Psychologist and Photographer Michel Petillo is the Edge of Humanity Magazine contributor of this documentary photography. From the project ‘Belfast Black Taxi Ride’. To see Michel’s body of work, click on any image.
The first peace lines were built in 1969, following the outbreak of the 1969 Northern Ireland riots and “The Troubles”. They were built as temporary structures meant to last only six months, but due to their effective nature they have become wider, longer and more permanent. Originally few in number, they have multiplied over the years, from 18 in the early 1990s to 48 today; in total they stretch over 21 miles (34 km), with most located in Belfast.
They have been increased in both height and number since the Good Friday Agreement of 1998. In recent years, they have even become locations for tourism. Black taxis now take groups of tourists around Belfast’s peace lines, trouble spots and famous murals.
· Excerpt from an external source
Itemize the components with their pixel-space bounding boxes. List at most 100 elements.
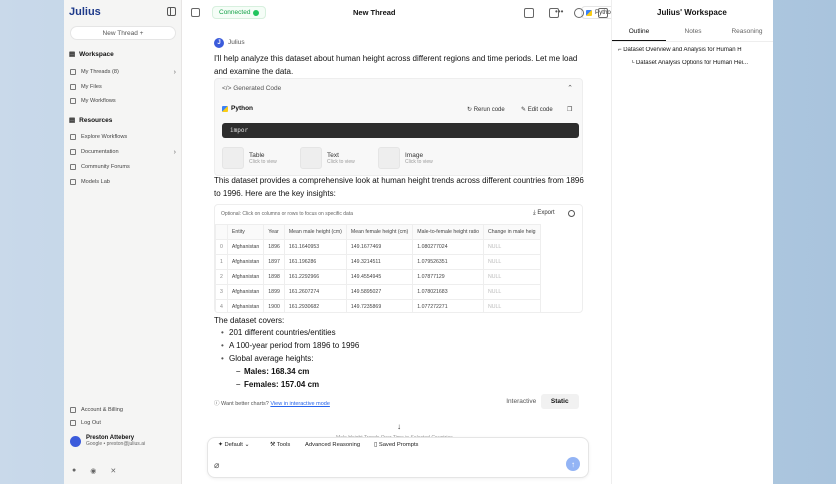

In 2008, a public discussion began about how and when the peace lines could be removed. While, on 1 September 2011, Belfast City Council agreed to develop a strategy regarding the removal of peace walls, a study was released in 2012 indicating that 69% of residents believe that the peace walls are still necessary because of potential violence. At the end of 2011, several local community initiatives resulted in the opening of a number of interface structures for a trial period. In January 2012, the International Fund for Ireland launched a Peace Walls funding programme to support local communities who want to work towards beginning to remove the peace walls. In May 2013, the Northern Ireland Executive committed to the removal of all peace lines by mutual consent by 2023. Brexit and the recent violent upheavals on both sides of the peace wall continue to remind us of the fragile entente.